Katip Efendi: Devlet dairelerinde yazı işlerinden sorumlu kişi
Özellikle yün ve yün keçe kullanıyordu
Türkler kumaş olarak deve yünü, pamuk ama özellikle yün ve yün keçe kullanıyordu. Özellikle keçe, şapkadan pardösüye kadar pek çok giyside tercih ediliyordu. Türkler 'in 10-12'nci yüzyıllardaki giysilerine ait bazı özellikler, Bağdat yakınlarındaki Samarra'da görülmekte. Burada genel olarak Abbasi halifelerinin saraylarında askerlik yapan Türk boylarına ait çok çeşitli duvar tasvirlerine de rastlanır. Bu tasvirlerden, o dönemde ayak bileklerinden bağlı şalvarlar, bele sıkıca bağlanan ve ucu sarkık duran kemerler, canlı desenlerin yaygın olduğu anlaşılıyor. Ayrıca giysilerde ipek kumaş ve sırmalı işlemelerin ön plana çıktığı görülüyor. Bugüne kadar gelen bazı giysi türleri de Selçuklulardan kalma.

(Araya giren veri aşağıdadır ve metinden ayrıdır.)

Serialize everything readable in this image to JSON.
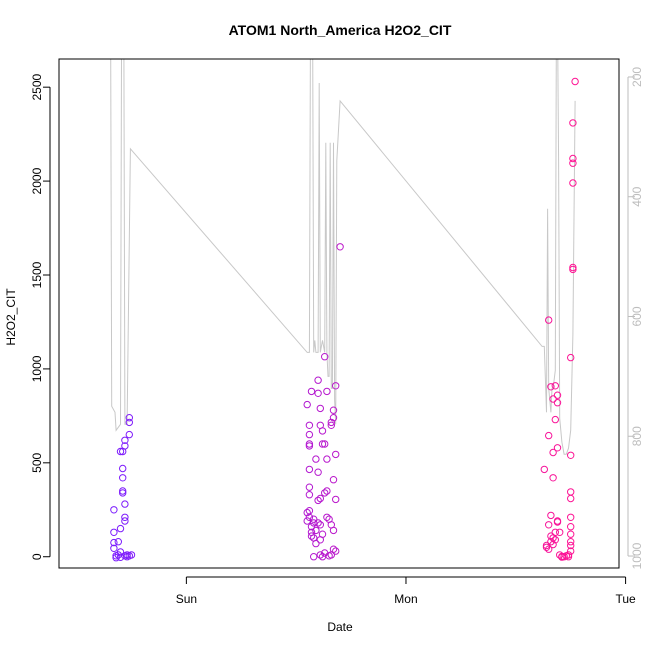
{
  "chart_data": {
    "type": "scatter",
    "title": "ATOM1 North_America H2O2_CIT",
    "xlabel": "Date",
    "ylabel": "H2O2_CIT",
    "xlim": [
      -0.58,
      1.97
    ],
    "ylim": [
      -60,
      2650
    ],
    "x_ticks": [
      {
        "label": "Sun",
        "value": 0
      },
      {
        "label": "Mon",
        "value": 1
      },
      {
        "label": "Tue",
        "value": 2
      }
    ],
    "y_ticks": [
      0,
      500,
      1000,
      1500,
      2000,
      2500
    ],
    "secondary_axis": {
      "label": "",
      "reversed": true,
      "ylim": [
        1020,
        170
      ],
      "ticks": [
        200,
        400,
        600,
        800,
        1000
      ],
      "color": "#bdbdbd"
    },
    "grid": false,
    "legend": "none",
    "marker": "open-circle",
    "color_start": "#7a1cff",
    "color_end": "#ff1493",
    "line_color": "#c8c8c8",
    "series": [
      {
        "points": [
          [
            -0.33,
            130
          ],
          [
            -0.33,
            250
          ],
          [
            -0.33,
            75
          ],
          [
            -0.33,
            45
          ],
          [
            -0.32,
            5
          ],
          [
            -0.32,
            -5
          ],
          [
            -0.31,
            80
          ],
          [
            -0.31,
            10
          ],
          [
            -0.3,
            150
          ],
          [
            -0.3,
            560
          ],
          [
            -0.3,
            25
          ],
          [
            -0.3,
            -3
          ],
          [
            -0.29,
            470
          ],
          [
            -0.29,
            350
          ],
          [
            -0.29,
            340
          ],
          [
            -0.29,
            420
          ],
          [
            -0.29,
            560
          ],
          [
            -0.28,
            620
          ],
          [
            -0.28,
            590
          ],
          [
            -0.28,
            280
          ],
          [
            -0.28,
            210
          ],
          [
            -0.28,
            190
          ],
          [
            -0.28,
            5
          ],
          [
            -0.27,
            10
          ],
          [
            -0.27,
            0
          ],
          [
            -0.26,
            650
          ],
          [
            -0.26,
            715
          ],
          [
            -0.26,
            740
          ],
          [
            -0.26,
            5
          ],
          [
            -0.25,
            10
          ],
          [
            0.55,
            810
          ],
          [
            0.55,
            235
          ],
          [
            0.55,
            190
          ],
          [
            0.56,
            650
          ],
          [
            0.56,
            700
          ],
          [
            0.56,
            600
          ],
          [
            0.56,
            590
          ],
          [
            0.56,
            465
          ],
          [
            0.56,
            370
          ],
          [
            0.56,
            330
          ],
          [
            0.56,
            245
          ],
          [
            0.56,
            210
          ],
          [
            0.57,
            880
          ],
          [
            0.57,
            160
          ],
          [
            0.57,
            130
          ],
          [
            0.57,
            110
          ],
          [
            0.58,
            200
          ],
          [
            0.58,
            180
          ],
          [
            0.58,
            100
          ],
          [
            0.58,
            0
          ],
          [
            0.59,
            520
          ],
          [
            0.59,
            70
          ],
          [
            0.59,
            140
          ],
          [
            0.6,
            940
          ],
          [
            0.6,
            870
          ],
          [
            0.6,
            300
          ],
          [
            0.6,
            180
          ],
          [
            0.6,
            450
          ],
          [
            0.61,
            790
          ],
          [
            0.61,
            700
          ],
          [
            0.61,
            310
          ],
          [
            0.61,
            170
          ],
          [
            0.61,
            90
          ],
          [
            0.61,
            10
          ],
          [
            0.62,
            670
          ],
          [
            0.62,
            600
          ],
          [
            0.62,
            120
          ],
          [
            0.62,
            0
          ],
          [
            0.63,
            1065
          ],
          [
            0.63,
            600
          ],
          [
            0.63,
            340
          ],
          [
            0.63,
            20
          ],
          [
            0.64,
            880
          ],
          [
            0.64,
            520
          ],
          [
            0.64,
            350
          ],
          [
            0.64,
            210
          ],
          [
            0.65,
            200
          ],
          [
            0.65,
            5
          ],
          [
            0.66,
            715
          ],
          [
            0.66,
            700
          ],
          [
            0.66,
            170
          ],
          [
            0.66,
            10
          ],
          [
            0.67,
            780
          ],
          [
            0.67,
            740
          ],
          [
            0.67,
            410
          ],
          [
            0.67,
            140
          ],
          [
            0.67,
            40
          ],
          [
            0.68,
            910
          ],
          [
            0.68,
            545
          ],
          [
            0.68,
            305
          ],
          [
            0.68,
            30
          ],
          [
            0.7,
            1650
          ],
          [
            1.63,
            465
          ],
          [
            1.64,
            60
          ],
          [
            1.64,
            50
          ],
          [
            1.65,
            1260
          ],
          [
            1.65,
            645
          ],
          [
            1.65,
            170
          ],
          [
            1.65,
            40
          ],
          [
            1.66,
            905
          ],
          [
            1.66,
            220
          ],
          [
            1.66,
            110
          ],
          [
            1.66,
            80
          ],
          [
            1.67,
            840
          ],
          [
            1.67,
            555
          ],
          [
            1.67,
            420
          ],
          [
            1.67,
            100
          ],
          [
            1.67,
            65
          ],
          [
            1.68,
            910
          ],
          [
            1.68,
            730
          ],
          [
            1.68,
            130
          ],
          [
            1.68,
            90
          ],
          [
            1.69,
            860
          ],
          [
            1.69,
            820
          ],
          [
            1.69,
            580
          ],
          [
            1.69,
            190
          ],
          [
            1.69,
            185
          ],
          [
            1.7,
            130
          ],
          [
            1.7,
            10
          ],
          [
            1.71,
            2
          ],
          [
            1.71,
            -2
          ],
          [
            1.72,
            0
          ],
          [
            1.73,
            5
          ],
          [
            1.74,
            0
          ],
          [
            1.74,
            10
          ],
          [
            1.75,
            30
          ],
          [
            1.75,
            60
          ],
          [
            1.75,
            80
          ],
          [
            1.75,
            120
          ],
          [
            1.75,
            160
          ],
          [
            1.75,
            210
          ],
          [
            1.75,
            310
          ],
          [
            1.75,
            345
          ],
          [
            1.75,
            540
          ],
          [
            1.75,
            1060
          ],
          [
            1.76,
            1530
          ],
          [
            1.76,
            1540
          ],
          [
            1.76,
            1990
          ],
          [
            1.76,
            2095
          ],
          [
            1.76,
            2120
          ],
          [
            1.76,
            2310
          ],
          [
            1.77,
            2530
          ]
        ]
      }
    ],
    "secondary_line": [
      [
        -0.36,
        100
      ],
      [
        -0.345,
        100
      ],
      [
        -0.34,
        750
      ],
      [
        -0.325,
        760
      ],
      [
        -0.32,
        790
      ],
      [
        -0.3,
        780
      ],
      [
        -0.295,
        100
      ],
      [
        -0.285,
        100
      ],
      [
        -0.28,
        780
      ],
      [
        -0.27,
        780
      ],
      [
        -0.255,
        320
      ],
      [
        0.55,
        660
      ],
      [
        0.56,
        660
      ],
      [
        0.565,
        100
      ],
      [
        0.575,
        100
      ],
      [
        0.58,
        660
      ],
      [
        0.585,
        640
      ],
      [
        0.59,
        660
      ],
      [
        0.6,
        660
      ],
      [
        0.605,
        210
      ],
      [
        0.61,
        660
      ],
      [
        0.62,
        640
      ],
      [
        0.63,
        660
      ],
      [
        0.635,
        310
      ],
      [
        0.64,
        660
      ],
      [
        0.645,
        700
      ],
      [
        0.65,
        700
      ],
      [
        0.655,
        310
      ],
      [
        0.66,
        720
      ],
      [
        0.665,
        720
      ],
      [
        0.67,
        310
      ],
      [
        0.675,
        740
      ],
      [
        0.68,
        780
      ],
      [
        0.685,
        340
      ],
      [
        0.7,
        240
      ],
      [
        1.62,
        650
      ],
      [
        1.63,
        650
      ],
      [
        1.64,
        760
      ],
      [
        1.645,
        420
      ],
      [
        1.65,
        720
      ],
      [
        1.66,
        760
      ],
      [
        1.665,
        720
      ],
      [
        1.67,
        720
      ],
      [
        1.68,
        690
      ],
      [
        1.685,
        100
      ],
      [
        1.69,
        100
      ],
      [
        1.695,
        340
      ],
      [
        1.7,
        770
      ],
      [
        1.71,
        810
      ],
      [
        1.72,
        830
      ],
      [
        1.73,
        830
      ],
      [
        1.74,
        820
      ],
      [
        1.75,
        790
      ],
      [
        1.76,
        630
      ],
      [
        1.77,
        240
      ]
    ]
  }
}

Örneğin üste giyilen giysilerin tamamına "don" denirdi. Donanmak, buradan geliyor. Kaftan kelimesinin aslı da Çağatayca "kaptan", "ferace" kelimesinin aslı "ferecciye'dir. Cepken 'in aslı kısa bir üstlük anlamına gelen "çek men", gömleğin aslı "göynek"tir. Kumaş türü olarak bilinen "Çuha"nın esası da "Çoka"dır ve bu kelime Gürcistan'da hala günlük dilde yer alır.
İslam kültüründen kaynaklanan özellikler
Osmanlı giyim kültürü, bütünüyle kendine özgü ve İslam kültüründen kaynaklanan önemli özelliklere sahip. Osmanlı İmparatorluğu'nun kuruluş ve gelişme aşamalarını kapsayan 1453'lere kadar ki dönemde Osmanlı giysileri iki özellik taşıyor. Bu özelliklerden biri, Osmanlı giysilerinin İslami ve Arap giysilerinden esinlenerek tasarlanmış olmasıdır. Bunlar, abdest almaya, namaz kılmaya uygun, giyip çıkartması kolay giysilerdir. İkinci özelliği ise fazla el işçiliği istemeyen bu giysilerin bir köy terzisi tarafından da kolayca dikilebilmesidir.